LARC repeater’s Allstar capability means it can connect to thousands of other hams. It uses the old switchboard telephone model, but with software and the Internet substituting for patch cords and copper wires. The only hardware you will need to take full advantage of the system is a radio capable of sending DTMF tones. DTMF tones are the sounds that your phone makes when you dial a number. Most ham radios have this capability. For example, to send the DTMF tones for the number 1234 using a Baofeng, press and hold the transmit button while pressing in sequence the keys 1, 2, 3 and 4.

You will need to learn a few control codes: *1, *2, and *3. You will also need to select a Node number from the list of available Nodes. This website will help. It lists hundreds of Nodes. Our repeater is one of them. It isNode number 49715.

Control codes are combined with Node numbers in the following way:

*1 followed by a Node number. This will disconnect you from the Node number you entered.

*2 followed by a Node number. This will only allow you to listen to traffic on the Node number entered.

*3 followed by a Node number. This code puts you in transceiver mode, or two way communication. This is probably the one you want to use.

Here is a snapshot of part of what you will see when you click on the link above. This is the place to get Node numbers, Maps showing the location of a Node, and Bubble charts, which tell you who is connected to who.

By clicking on Map for a given Node number, you can pinpoint the location of that Node.
Here is an example. The Node for Tampa was selected. In this case only two Nodes are connected.

Finally, there is the Bubble chart. The following is a very simple one. It shows three Nodes connected to a fourth.

Here is a tip to help you pick a Node. Join the crowd. Pick a Node that is designated as a Hub. Do this by sending *3 followed by the Node number of the hub you select. You will be added to the group. As a group member you are now connected to anyone who is also connected to the hub. When you transmit, everyone hears you, and you can hear everyone else. Think of this as a party-line. Don’t be surprised if you get an answer back from someone in Denver, when you put your call sign out. This is possible if the Denver station is connected to the same hub you are connected to.

So now for some practical stuff.

How do I let everyone know I am connecting to an Allstar link and it is not my grandson messing with my HT?
        Good procedure is to announce your intentions before you send any DTMF codes.

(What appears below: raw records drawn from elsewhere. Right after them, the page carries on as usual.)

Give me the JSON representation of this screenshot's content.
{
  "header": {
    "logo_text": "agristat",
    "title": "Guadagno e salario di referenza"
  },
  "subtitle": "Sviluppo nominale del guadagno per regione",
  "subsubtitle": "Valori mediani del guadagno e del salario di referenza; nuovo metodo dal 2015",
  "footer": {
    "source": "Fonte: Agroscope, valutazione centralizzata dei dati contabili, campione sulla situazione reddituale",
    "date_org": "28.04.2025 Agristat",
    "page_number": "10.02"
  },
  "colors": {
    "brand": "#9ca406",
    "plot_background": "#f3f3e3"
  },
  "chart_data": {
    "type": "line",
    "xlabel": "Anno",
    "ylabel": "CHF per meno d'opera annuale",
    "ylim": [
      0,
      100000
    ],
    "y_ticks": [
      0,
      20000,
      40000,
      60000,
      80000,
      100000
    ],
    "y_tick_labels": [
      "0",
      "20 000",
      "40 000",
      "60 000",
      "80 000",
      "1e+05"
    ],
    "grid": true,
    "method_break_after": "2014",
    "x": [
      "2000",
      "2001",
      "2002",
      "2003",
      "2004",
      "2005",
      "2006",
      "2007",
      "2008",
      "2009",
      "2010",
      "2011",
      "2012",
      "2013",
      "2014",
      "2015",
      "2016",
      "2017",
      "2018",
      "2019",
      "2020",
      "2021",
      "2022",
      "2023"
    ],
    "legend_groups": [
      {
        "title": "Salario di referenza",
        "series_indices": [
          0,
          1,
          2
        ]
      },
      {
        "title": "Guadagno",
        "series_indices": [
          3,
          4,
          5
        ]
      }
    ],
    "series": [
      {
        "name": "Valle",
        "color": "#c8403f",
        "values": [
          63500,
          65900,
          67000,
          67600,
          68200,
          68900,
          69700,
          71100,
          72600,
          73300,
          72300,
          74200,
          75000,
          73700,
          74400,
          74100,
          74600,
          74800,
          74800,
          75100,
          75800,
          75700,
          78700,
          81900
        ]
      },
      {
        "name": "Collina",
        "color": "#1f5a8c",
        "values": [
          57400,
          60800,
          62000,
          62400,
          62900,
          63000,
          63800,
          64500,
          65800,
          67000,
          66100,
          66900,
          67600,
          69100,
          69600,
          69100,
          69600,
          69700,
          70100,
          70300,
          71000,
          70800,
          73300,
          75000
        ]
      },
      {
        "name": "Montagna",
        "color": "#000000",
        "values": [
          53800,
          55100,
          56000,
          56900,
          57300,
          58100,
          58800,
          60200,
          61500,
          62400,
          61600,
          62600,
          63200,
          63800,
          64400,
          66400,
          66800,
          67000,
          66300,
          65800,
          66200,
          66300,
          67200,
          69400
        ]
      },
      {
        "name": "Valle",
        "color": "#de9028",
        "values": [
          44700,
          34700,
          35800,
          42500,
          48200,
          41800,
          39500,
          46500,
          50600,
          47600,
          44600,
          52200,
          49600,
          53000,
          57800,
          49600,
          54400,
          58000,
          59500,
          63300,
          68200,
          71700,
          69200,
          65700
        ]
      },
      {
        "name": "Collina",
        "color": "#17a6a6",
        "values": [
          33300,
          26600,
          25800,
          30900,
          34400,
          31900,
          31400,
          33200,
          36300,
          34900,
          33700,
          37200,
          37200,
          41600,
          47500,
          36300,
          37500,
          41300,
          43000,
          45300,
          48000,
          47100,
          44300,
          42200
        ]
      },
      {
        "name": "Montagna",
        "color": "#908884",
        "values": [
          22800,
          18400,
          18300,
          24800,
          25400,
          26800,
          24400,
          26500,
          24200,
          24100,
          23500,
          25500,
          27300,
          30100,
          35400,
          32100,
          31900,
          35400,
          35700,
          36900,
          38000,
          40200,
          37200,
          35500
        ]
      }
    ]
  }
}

Say “This is ‘your call sign’ connecting to Allstar.”

Can I cause any damage by punching in something incorrectly?
        Not likely. The system is robust.

If I connect to a Node, do I have to disconnect after I am done with a session?
        You don’t have to, but if you open a pathway to Dusseldorf Germany, and don’t  disconnect it, some of your fellow hams might be caught off guard if Hans responds to their request for a signal report in a heavy German accent.

Can someone else disconnect a link I established but forgot or purposely left open?
        Yes. Anyone can disconnect our repeater from any Node using *1 followed by the Node number sequence.

How can I tell which Node or Nodes the LARC repeater is connected to?
         This is where the bubble chart comes in handy. It will show any connections to the LARC repeater.

Can you recommend a hub?
         You might try Node 2577. This hub is located in Central Florida.

Yes, there is more to learn, but the best way to learn any new skill is to get some hands on experience. You now have enough information to get started, so go bananas! You'd be a chimp not to.